On January 16, 2020, The Florida Supreme Court approved amendments to The Florida Probate Rules. These were “fast-track” amendments based upon changes to The Florida Statutes during the 2019 legislative session. For probate and guardianship attorneys, the big change is the recognition of electronic notarization which became effective January 1, 2020 and the recognition of electronic wills, effective July 1, 2020. Although these statutes reflect rapidly-changing technology, they do require strict procedures to ensure the validity of the notarized document or will, and to ensure the integrity of documents preserved in electronic format. The new procedures will introduce third-party vendors into the process due to the requirements for preserving electronic copies of wills and certain other estate planning documents, as well as the requirements imposed upon electronic notaries. While this initially appears to add convenience, time will tell how well these procedures work and how the added technology requirements will affect the overall cost of estate planning for those who utilize the new procedures.

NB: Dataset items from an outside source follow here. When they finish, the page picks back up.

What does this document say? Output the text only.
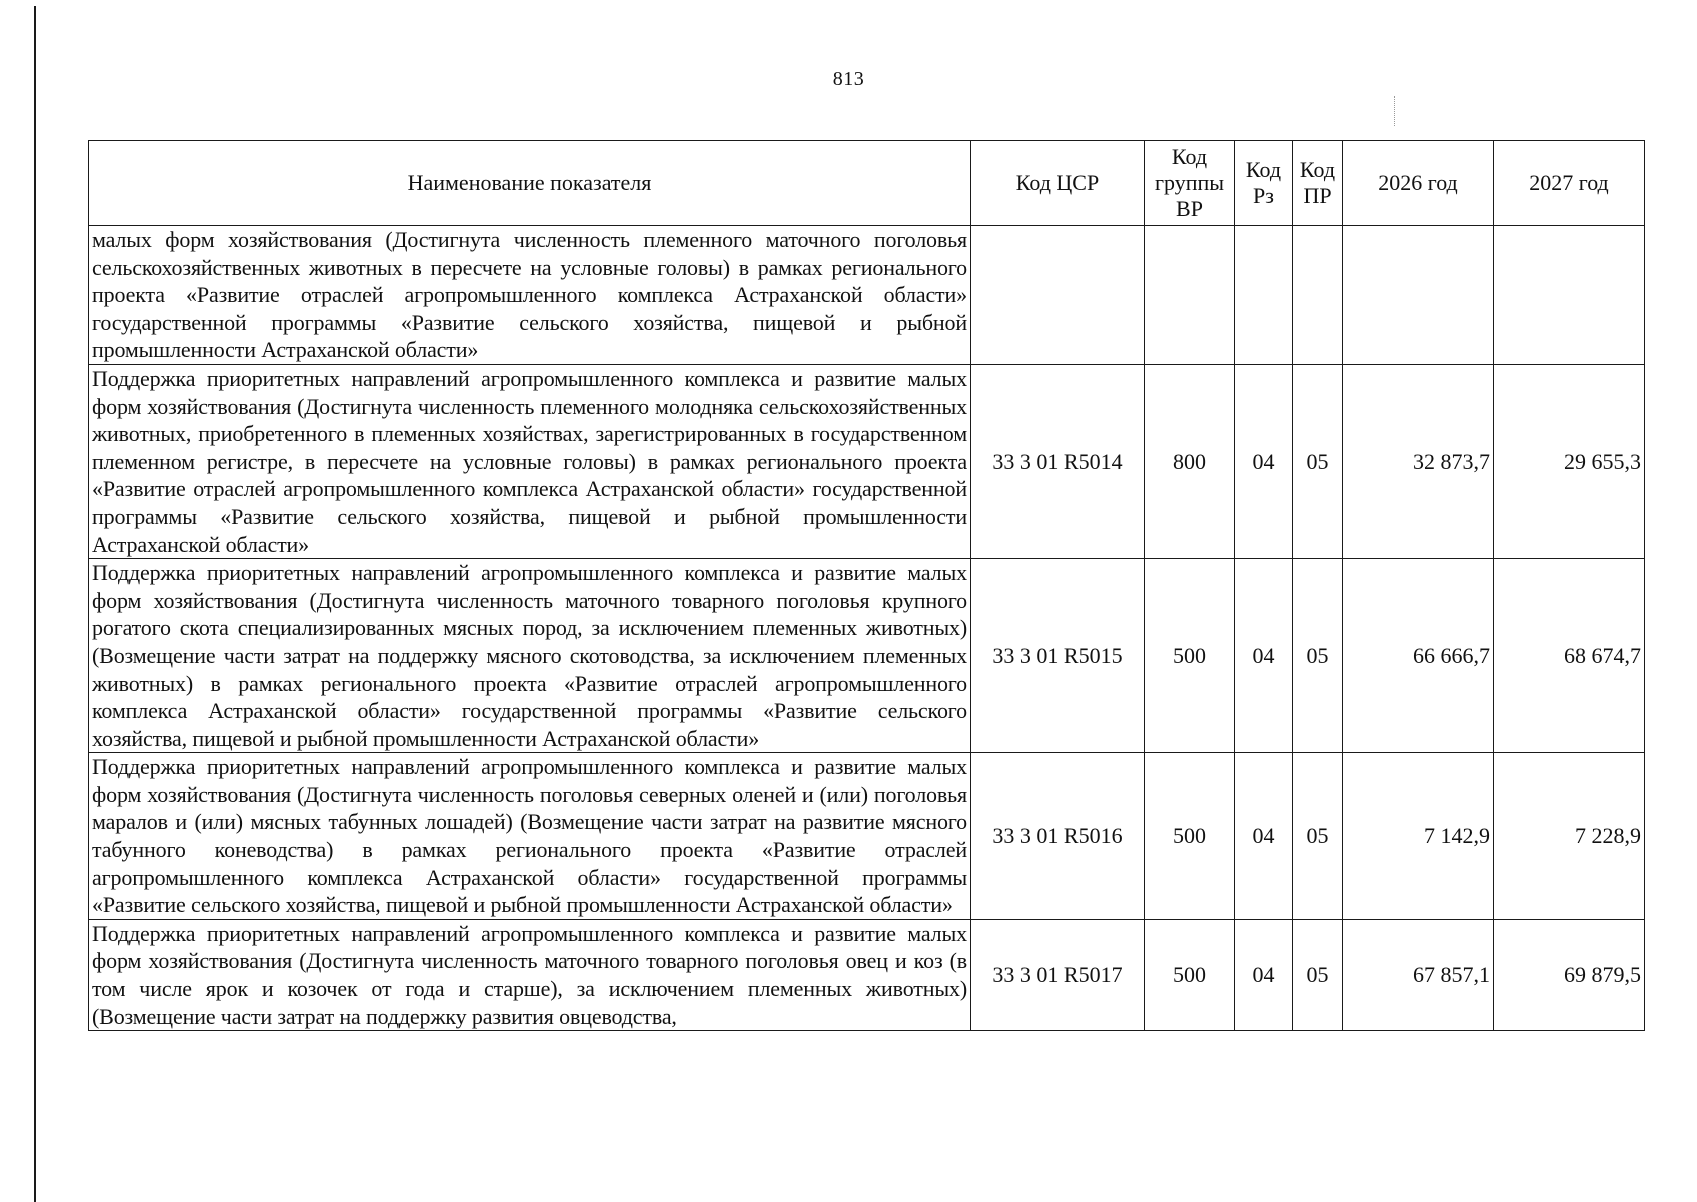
813
Наименование показателя	Код ЦСР	Код группы ВР	Код Рз	Код ПР	2026 год	2027 год
малых форм хозяйствования (Достигнута численность племенного маточного поголовья сельскохозяйственных животных в пересчете на условные головы) в рамках регионального проекта «Развитие отраслей агропромышленного комплекса Астраханской области» государственной программы «Развитие сельского хозяйства, пищевой и рыбной промышленности Астраханской области»						
Поддержка приоритетных направлений агропромышленного комплекса и развитие малых форм хозяйствования (Достигнута численность племенного молодняка сельскохозяйственных животных, приобретенного в племенных хозяйствах, зарегистрированных в государственном племенном регистре, в пересчете на условные головы) в рамках регионального проекта «Развитие отраслей агропромышленного комплекса Астраханской области» государственной программы «Развитие сельского хозяйства, пищевой и рыбной промышленности Астраханской области»	33 3 01 R5014	800	04	05	32 873,7	29 655,3
Поддержка приоритетных направлений агропромышленного комплекса и развитие малых форм хозяйствования (Достигнута численность маточного товарного поголовья крупного рогатого скота специализированных мясных пород, за исключением племенных животных) (Возмещение части затрат на поддержку мясного скотоводства, за исключением племенных животных) в рамках регионального проекта «Развитие отраслей агропромышленного комплекса Астраханской области» государственной программы «Развитие сельского хозяйства, пищевой и рыбной промышленности Астраханской области»	33 3 01 R5015	500	04	05	66 666,7	68 674,7
Поддержка приоритетных направлений агропромышленного комплекса и развитие малых форм хозяйствования (Достигнута численность поголовья северных оленей и (или) поголовья маралов и (или) мясных табунных лошадей) (Возмещение части затрат на развитие мясного табунного коневодства) в рамках регионального проекта «Развитие отраслей агропромышленного комплекса Астраханской области» государственной программы «Развитие сельского хозяйства, пищевой и рыбной промышленности Астраханской области»	33 3 01 R5016	500	04	05	7 142,9	7 228,9
Поддержка приоритетных направлений агропромышленного комплекса и развитие малых форм хозяйствования (Достигнута численность маточного товарного поголовья овец и коз (в том числе ярок и козочек от года и старше), за исключением племенных животных) (Возмещение части затрат на поддержку развития овцеводства,	33 3 01 R5017	500	04	05	67 857,1	69 879,5
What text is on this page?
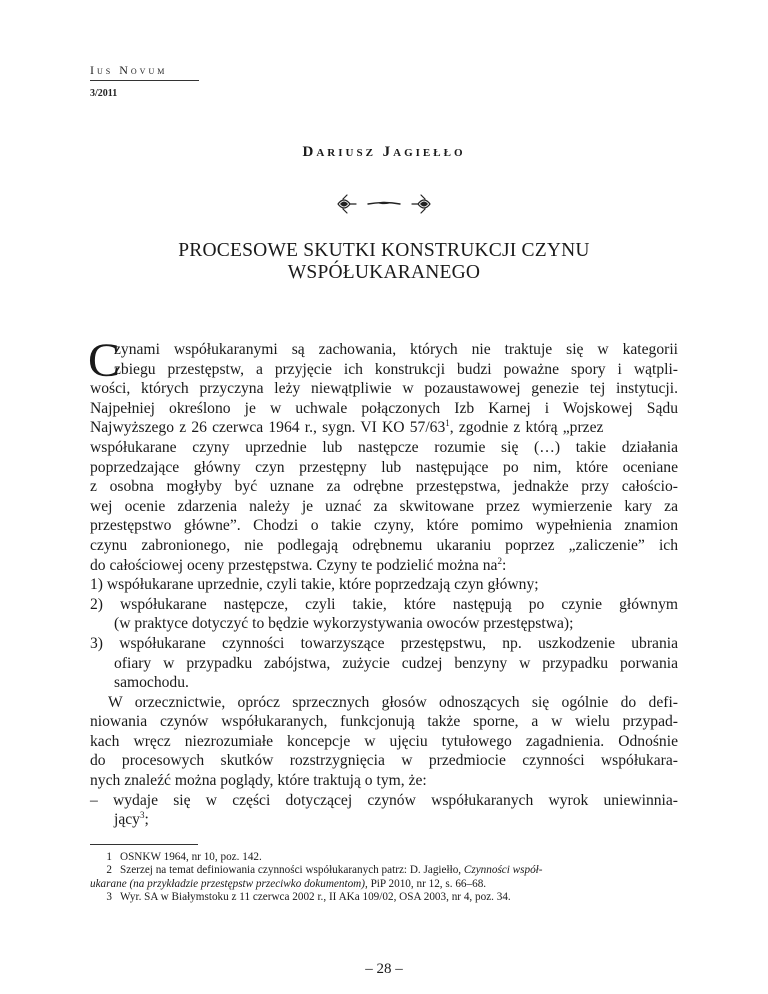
Ius Novum
3/2011
Dariusz Jagiełło
PROCESOWE SKUTKI KONSTRUKCJI CZYNU
WSPÓŁUKARANEGO
C
zynami współukaranymi są zachowania, których nie traktuje się w kategorii
zbiegu przestępstw, a przyjęcie ich konstrukcji budzi poważne spory i wątpli-
wości, których przyczyna leży niewątpliwie w pozaustawowej genezie tej instytucji.
Najpełniej określono je w uchwale połączonych Izb Karnej i Wojskowej Sądu
Najwyższego z 26 czerwca 1964 r., sygn. VI KO $57/63^1$, zgodnie z którą „przez
współukarane czyny uprzednie lub następcze rozumie się (…) takie działania
poprzedzające główny czyn przestępny lub następujące po nim, które oceniane
z osobna mogłyby być uznane za odrębne przestępstwa, jednakże przy całościo-
wej ocenie zdarzenia należy je uznać za skwitowane przez wymierzenie kary za
przestępstwo główne”. Chodzi o takie czyny, które pomimo wypełnienia znamion
czynu zabronionego, nie podlegają odrębnemu ukaraniu poprzez „zaliczenie” ich
do całościowej oceny przestępstwa. Czyny te podzielić można $na^2$:
1) współukarane uprzednie, czyli takie, które poprzedzają czyn główny;
2) współukarane następcze, czyli takie, które następują po czynie głównym
(w praktyce dotyczyć to będzie wykorzystywania owoców przestępstwa);
3) współukarane czynności towarzyszące przestępstwu, np. uszkodzenie ubrania
ofiary w przypadku zabójstwa, zużycie cudzej benzyny w przypadku porwania
samochodu.
W orzecznictwie, oprócz sprzecznych głosów odnoszących się ogólnie do defi-
niowania czynów współukaranych, funkcjonują także sporne, a w wielu przypad-
kach wręcz niezrozumiałe koncepcje w ujęciu tytułowego zagadnienia. Odnośnie
do procesowych skutków rozstrzygnięcia w przedmiocie czynności współukara-
nych znaleźć można poglądy, które traktują o tym, że:
– wydaje się w części dotyczącej czynów współukaranych wyrok uniewinnia-
jący$^3$;
1 OSNKW 1964, nr 10, poz. 142.
2 Szerzej na temat definiowania czynności współukaranych patrz: D. Jagiełło, Czynności współ-
ukarane (na przykładzie przestępstw przeciwko dokumentom), PiP 2010, nr 12, s. 66–68.
3 Wyr. SA w Białymstoku z 11 czerwca 2002 r., II AKa 109/02, OSA 2003, nr 4, poz. 34.
– 28 –
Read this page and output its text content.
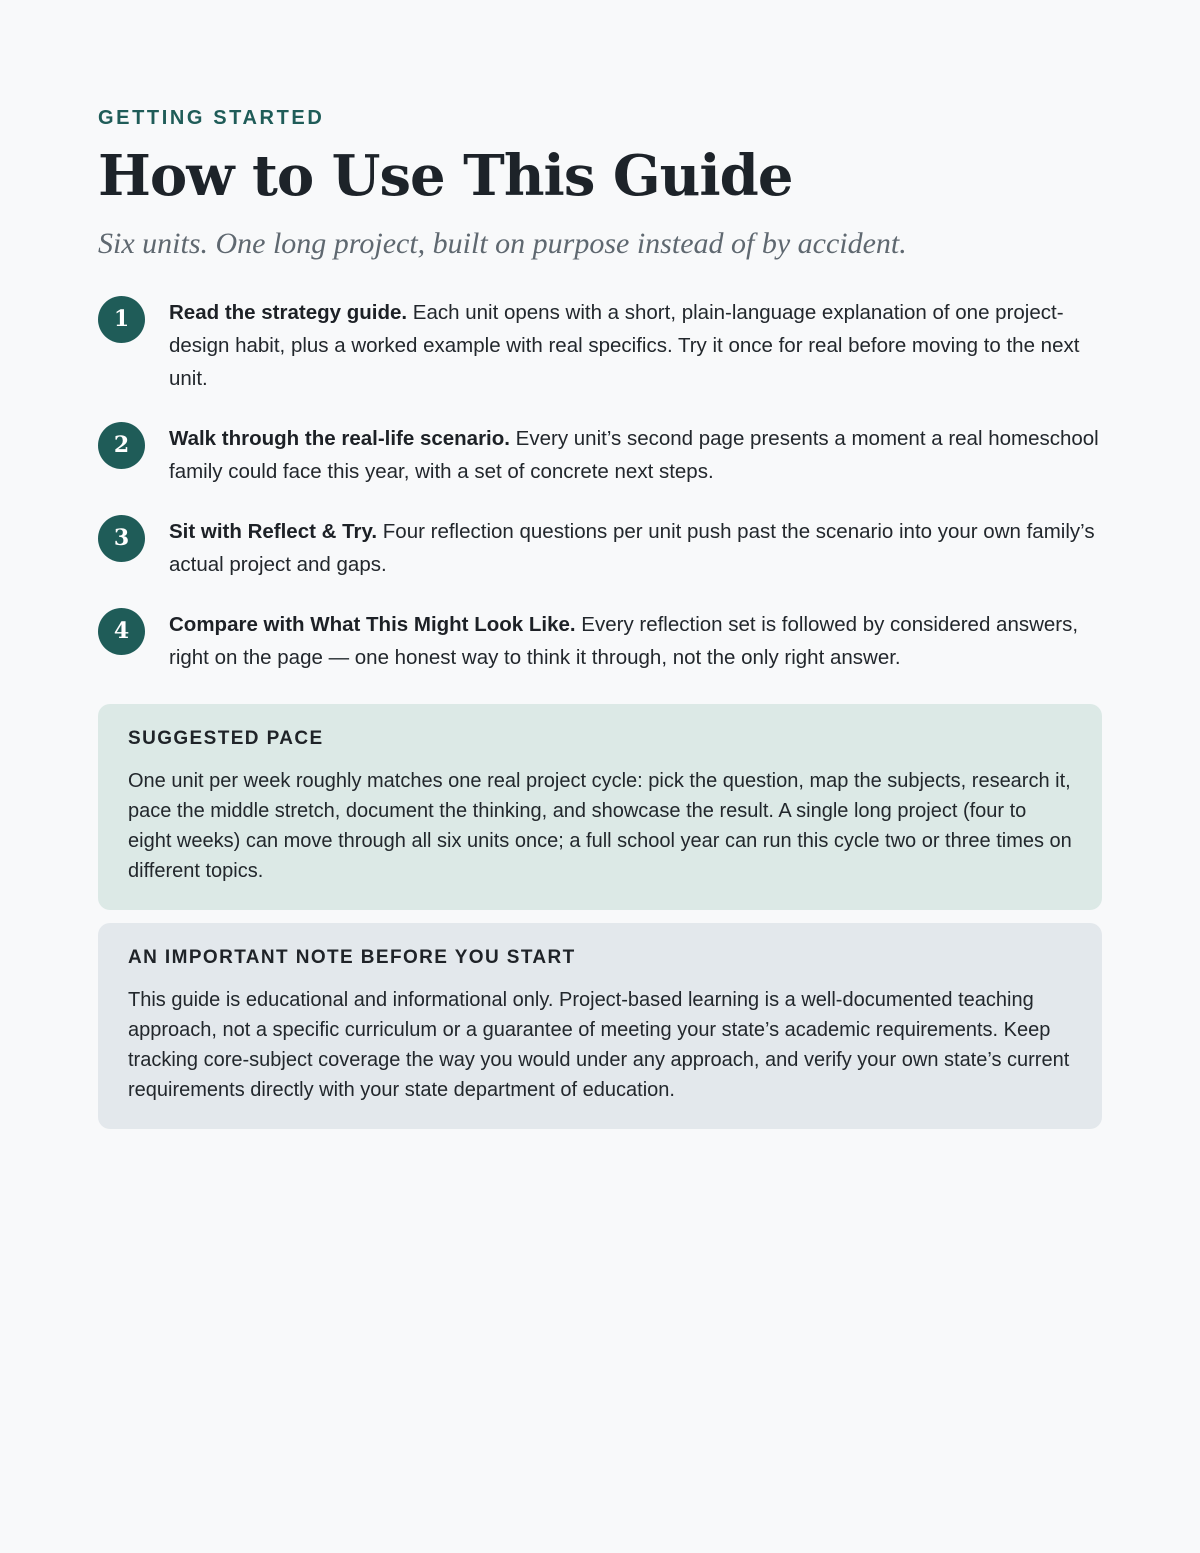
GETTING STARTED
How to Use This Guide
Six units. One long project, built on purpose instead of by accident.
1	Read the strategy guide. Each unit opens with a short, plain-language explanation of one project-design habit, plus a worked example with real specifics. Try it once for real before moving to the next unit.
2	Walk through the real-life scenario. Every unit’s second page presents a moment a real homeschool family could face this year, with a set of concrete next steps.
3	Sit with Reflect & Try. Four reflection questions per unit push past the scenario into your own family’s actual project and gaps.
4	Compare with What This Might Look Like. Every reflection set is followed by considered answers, right on the page — one honest way to think it through, not the only right answer.
SUGGESTED PACE

One unit per week roughly matches one real project cycle: pick the question, map the subjects, research it, pace the middle stretch, document the thinking, and showcase the result. A single long project (four to eight weeks) can move through all six units once; a full school year can run this cycle two or three times on different topics.

AN IMPORTANT NOTE BEFORE YOU START

This guide is educational and informational only. Project-based learning is a well-documented teaching approach, not a specific curriculum or a guarantee of meeting your state’s academic requirements. Keep tracking core-subject coverage the way you would under any approach, and verify your own state’s current requirements directly with your state department of education.
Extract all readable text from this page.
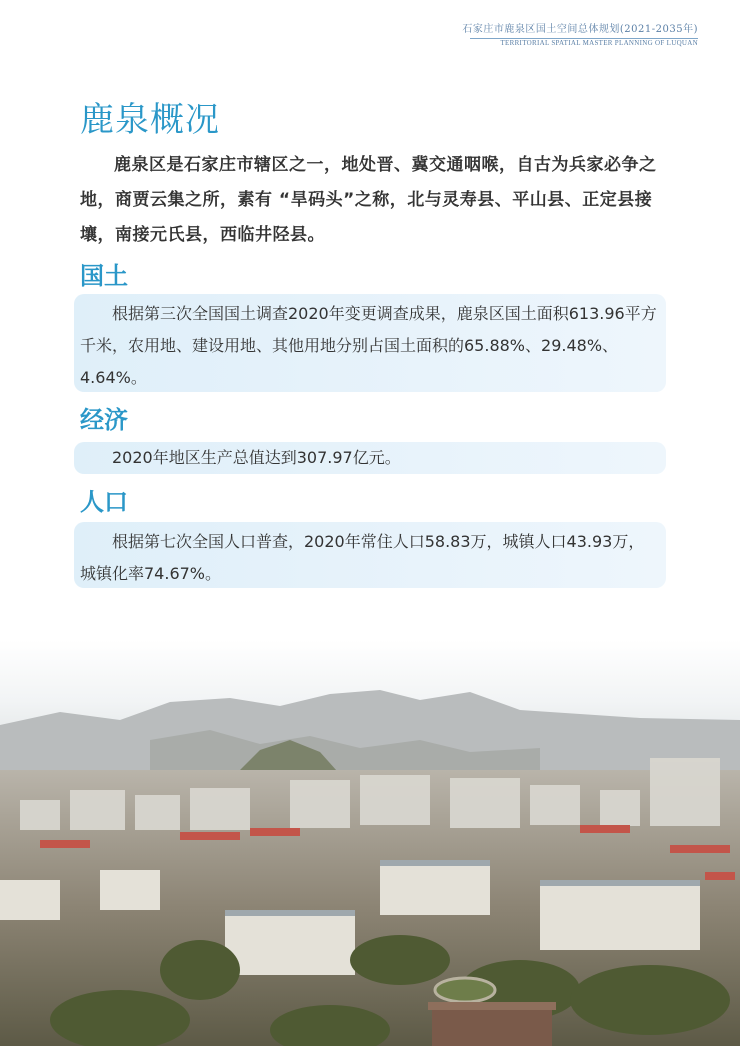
石家庄市鹿泉区国土空间总体规划(2021-2035年)
TERRITORIAL SPATIAL MASTER PLANNING OF LUQUAN
鹿泉概况
鹿泉区是石家庄市辖区之一，地处晋、冀交通咽喉，自古为兵家必争之地，商贾云集之所，素有 “旱码头”之称，北与灵寿县、平山县、正定县接壤，南接元氏县，西临井陉县。
国土

根据第三次全国国土调查2020年变更调查成果，鹿泉区国土面积613.96平方千米，农用地、建设用地、其他用地分别占国土面积的65.88%、29.48%、4.64%。

经济

2020年地区生产总值达到307.97亿元。

人口

根据第七次全国人口普查，2020年常住人口58.83万，城镇人口43.93万，城镇化率74.67%。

Here’s a link to the rule changes:
The changes are primarily updates to the committee notes following each rule. These changes are invaluable because the cross-reference each rule with other rules and statutes that need to be considered when applying a particular rule. The provide a great research tool.
The amendments also recognized that electronic documents, such as wills, could be submitted in electronic format, as long as the original format complied with the laws for electronic notarization and electronic wills. The electronic document and the video of the signing must be preserved in a tamper-proof format. For wills signed by ink on paper, the original must still be preserved and filed with the clerk upon the death of the person making the will.